The Commissioner considers that naming the stores is appropriate given:
- Seriousness of the privacy issue: These incidents risked significant reputational and emotional harm to the affected individuals.
- Public interest: Supermarkets are high-surveillance environments. They are also an essential service. Customers cannot opt out of being filmed, so public trust relies on assurances that surveillance footage will be protected from misuse.
- Deterring this practice: The PAK’nSAVE brand has a strong public presence, and these incidents attracted significant media attention. Naming the stores aligns with the Commissioner’s mandate to promote privacy awareness and deter poor practices across the retail sector.
Lessons for other agencies
This finding serves as a reminder to all agencies: outsourcing functions does not outsource accountability. When contractors handle personal information, the principal agency must ensure that privacy expectations are clear, enforceable, and actively managed.
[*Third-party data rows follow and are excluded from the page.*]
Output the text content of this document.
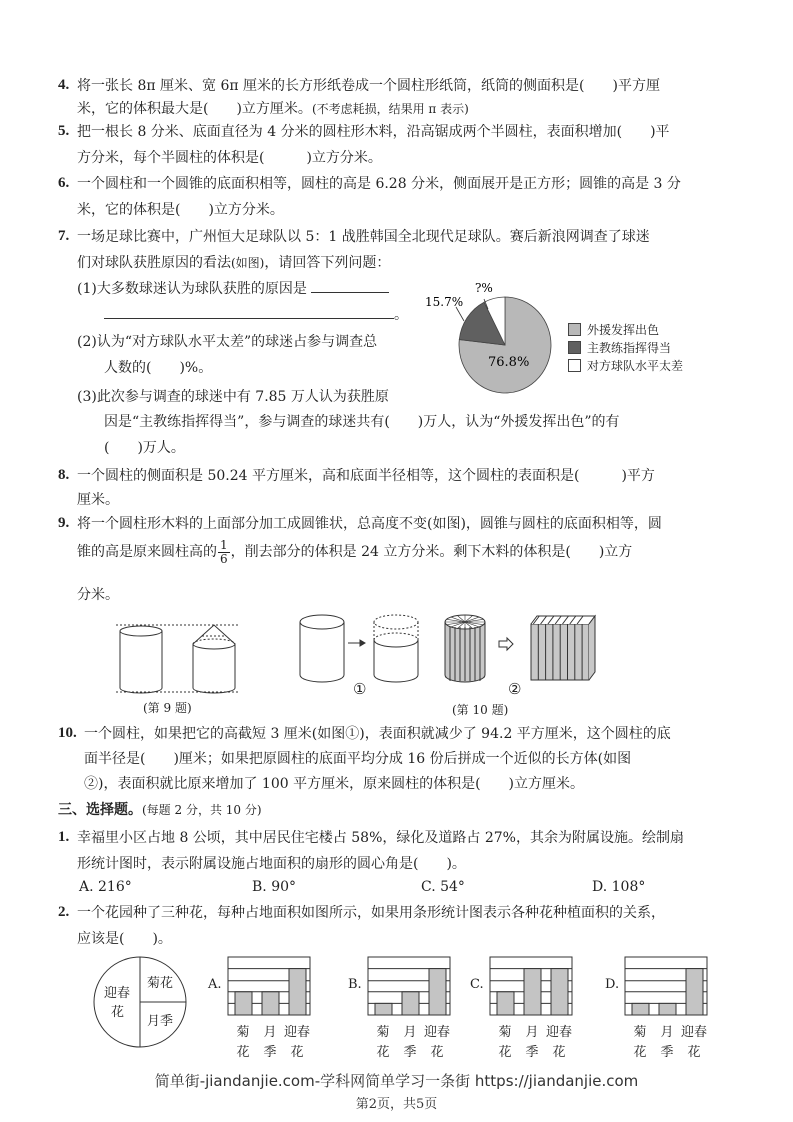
4. 将一张长 8π 厘米、宽 6π 厘米的长方形纸卷成一个圆柱形纸筒，纸筒的侧面积是(　　)平方厘
米，它的体积最大是(　　)立方厘米。(不考虑耗损，结果用 π 表示)
5. 把一根长 8 分米、底面直径为 4 分米的圆柱形木料，沿高锯成两个半圆柱，表面积增加(　　)平
方分米，每个半圆柱的体积是(　　　)立方分米。
6. 一个圆柱和一个圆锥的底面积相等，圆柱的高是 6.28 分米，侧面展开是正方形；圆锥的高是 3 分
米，它的体积是(　　)立方分米。
7. 一场足球比赛中，广州恒大足球队以 5：1 战胜韩国全北现代足球队。赛后新浪网调查了球迷
们对球队获胜原因的看法(如图)，请回答下列问题：
(1)大多数球迷认为球队获胜的原因是
。
(2)认为“对方球队水平太差”的球迷占参与调查总
人数的(　　)%。
(3)此次参与调查的球迷中有 7.85 万人认为获胜原
因是“主教练指挥得当”，参与调查的球迷共有(　　)万人，认为“外援发挥出色”的有
(　　)万人。
15.7%
?%
76.8%
外援发挥出色
主教练指挥得当
对方球队水平太差
8. 一个圆柱的侧面积是 50.24 平方厘米，高和底面半径相等，这个圆柱的表面积是(　　　)平方
厘米。
9. 将一个圆柱形木料的上面部分加工成圆锥状，总高度不变(如图)，圆锥与圆柱的底面积相等，圆
锥的高是原来圆柱高的 $\frac{1}{6}$ ，削去部分的体积是 24 立方分米。剩下木料的体积是(　　)立方
分米。
(第 9 题)
①	②
(第 10 题)
10. 一个圆柱，如果把它的高截短 3 厘米(如图①)，表面积就减少了 94.2 平方厘米，这个圆柱的底
面半径是(　　)厘米；如果把原圆柱的底面平均分成 16 份后拼成一个近似的长方体(如图
②)，表面积就比原来增加了 100 平方厘米，原来圆柱的体积是(　　)立方厘米。
三、选择题。(每题 2 分，共 10 分)
1. 幸福里小区占地 8 公顷，其中居民住宅楼占 58%，绿化及道路占 27%，其余为附属设施。绘制扇
形统计图时，表示附属设施占地面积的扇形的圆心角是(　　)。
A. 216°	B. 90°	C. 54°	D. 108°
2. 一个花园种了三种花，每种占地面积如图所示，如果用条形统计图表示各种花种植面积的关系，
应该是(　　)。
迎春
花
菊花
月季
A.
菊
花
月
季
迎春
花
B.
菊
花
月
季
迎春
花
C.
菊
花
月
季
迎春
花
D.
菊
花
月
季
迎春
花
简单街-jiandanjie.com-学科网简单学习一条街 https://jiandanjie.com
第2页，共5页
Our Office recommends that agencies ensure that:
- Strong contractual measures are in place. All third-party providers should be covered by written agreements containing clear and enforceable privacy clauses, including requirements to notify the agency immediately of any privacy breach.
- Due diligence is taken before entering a contract with a service provider, to ensure they are equipped to meet the agency’s responsibilities under the Privacy Act.
- Privacy training extends to contracted workers as well as employees, and where CCTV or other surveillance systems are used, training should be tailored to those specific functions.
- Surveillance information is collected and stored only on authorised company systems and devices and handled on the assumption that it may contain sensitive personal information.
Misuse or inappropriate disclosure and access of surveillance material can cause serious harm to affected individuals. Strong contracts, targeted training, and secure systems are essential to prevent harm and maintain public confidence in how personal information is managed.